Bel arbre pouvant atteindre les 10 mètres, l’érable argenté est devenu le cauchemar de Murielle Vigneault, résidante de Limoges.
« Sur Internet, la seule chose que j’ai trouvée à propos des risques de l’érable argenté, c’est que ses feuilles peuvent être mortelles pour les chevaux ou les poneys ! », raconte Murielle Vigneault, résidante de Limoges.
Pourtant, sans chevaux ni poneys, cette résidante de Limoges a découvert que la toxicité de l’érable argenté ne se limitait pas à la race chevaline. Si le magnifique arbre fait la beauté des forêts, dans un jardin, il est du genre « envahissant ». Installée depuis 1993 dans une maison du lotissement Le Baron, au 32, rue Monarch, à Limoges, Mme Vigneault en a fait la triste expérience.

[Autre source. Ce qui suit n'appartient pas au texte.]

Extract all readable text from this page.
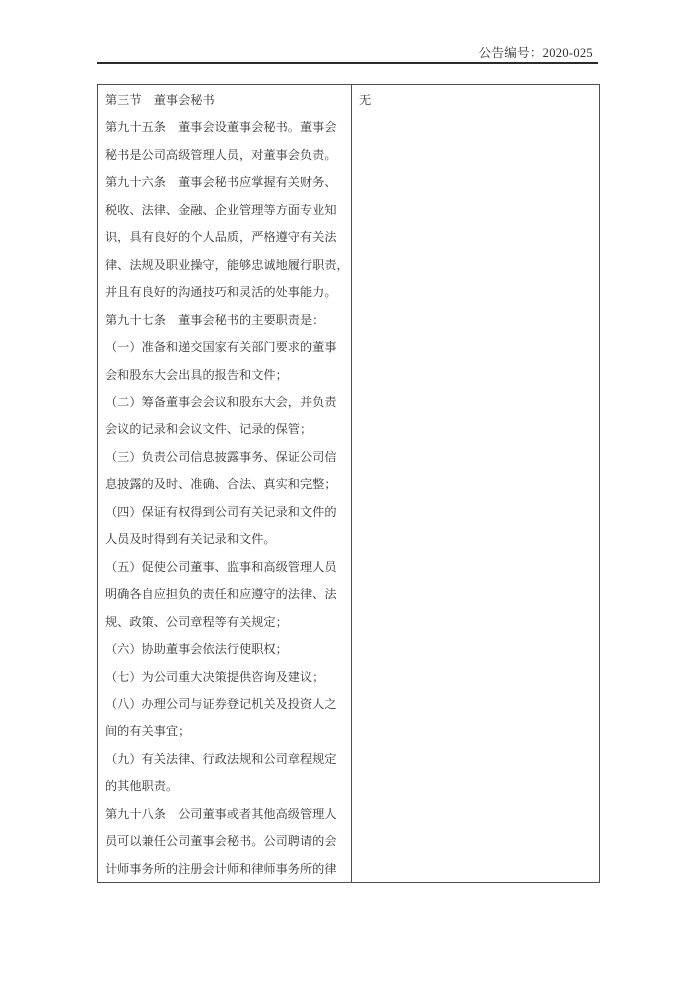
公告编号：2020-025
第三节　董事会秘书
第九十五条　董事会设董事会秘书。董事会
秘书是公司高级管理人员，对董事会负责。
第九十六条　董事会秘书应掌握有关财务、
税收、法律、金融、企业管理等方面专业知
识，具有良好的个人品质，严格遵守有关法
律、法规及职业操守，能够忠诚地履行职责，
并且有良好的沟通技巧和灵活的处事能力。
第九十七条　董事会秘书的主要职责是：
（一）准备和递交国家有关部门要求的董事
会和股东大会出具的报告和文件；
（二）筹备董事会会议和股东大会，并负责
会议的记录和会议文件、记录的保管；
（三）负责公司信息披露事务、保证公司信
息披露的及时、准确、合法、真实和完整；
（四）保证有权得到公司有关记录和文件的
人员及时得到有关记录和文件。
（五）促使公司董事、监事和高级管理人员
明确各自应担负的责任和应遵守的法律、法
规、政策、公司章程等有关规定；
（六）协助董事会依法行使职权；
（七）为公司重大决策提供咨询及建议；
（八）办理公司与证券登记机关及投资人之
间的有关事宜；
（九）有关法律、行政法规和公司章程规定
的其他职责。
第九十八条　公司董事或者其他高级管理人
员可以兼任公司董事会秘书。公司聘请的会
计师事务所的注册会计师和律师事务所的律
无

« L’arbre a fait des dégâts partout, ses racines se sont propagées dans tout le jardin et menacent aujourd’hui ma maison », raconte-t-elle. Déjà planté lors de l’achat de sa résidence, elle n’en avait pas imaginé le danger. Il y a deux ans, constatant l’importance grandissante qu’il prenait, elle a fini par décider de le faire couper.
Mais les racines ont continué à se développer et les pousses à apparaître sur toute sa pelouse. « Tout le reste ne pousse plus, c’est encore pire cette année. C’est une véritable nuisance et je ne sais plus quoi faire », déplore-t-elle.
À côté des murs de sa maison, les racines menacent désormais, tout comme à proximité du générateur d’électricité d’Hydro Ontario pour toutes les résidences du quartier. « Nous avons tout essayé pour nous en débarrasser. On a utilisé du round-up (un désherbant – ndlr), du chlore… J’ai même appelé le Jardin botanique à Montréal pour savoir comment faire, ils m’ont dit que le chlore était la meilleure solution, mais ça ne fonctionne pas et ma pelouse est foutue », regrette-t-elle.
Aujourd’hui, son jardin est parsemé de trous et de zones jaunies par le chlore. « Nous allons essayer d’arracher la souche, mais les racines sont tellement répandues, dans des endroits aussi difficilement accessibles que près des fils téléphoniques et électriques, que je ne sais même pas si on va réussir. Sans compter que cela va complètement détruire mon jardin ».
La résidante a donc sollicité Le Reflet pour lancer cet appel : « Il faut que les gens sachent quelles sont les conséquences que provoque cet arbre et qu’ils évitent de le planter. Je ne comprends même pas pourquoi il est en vente libre tant il est nuisible. La ville devrait également en interdire la plantation ».
Elle demande également des conseils à toute personne qui pourrait l’aider.
Article publié dans l’édition du mardi 3 août 2010 du journal hebdomadaire ontarion Le Reflet.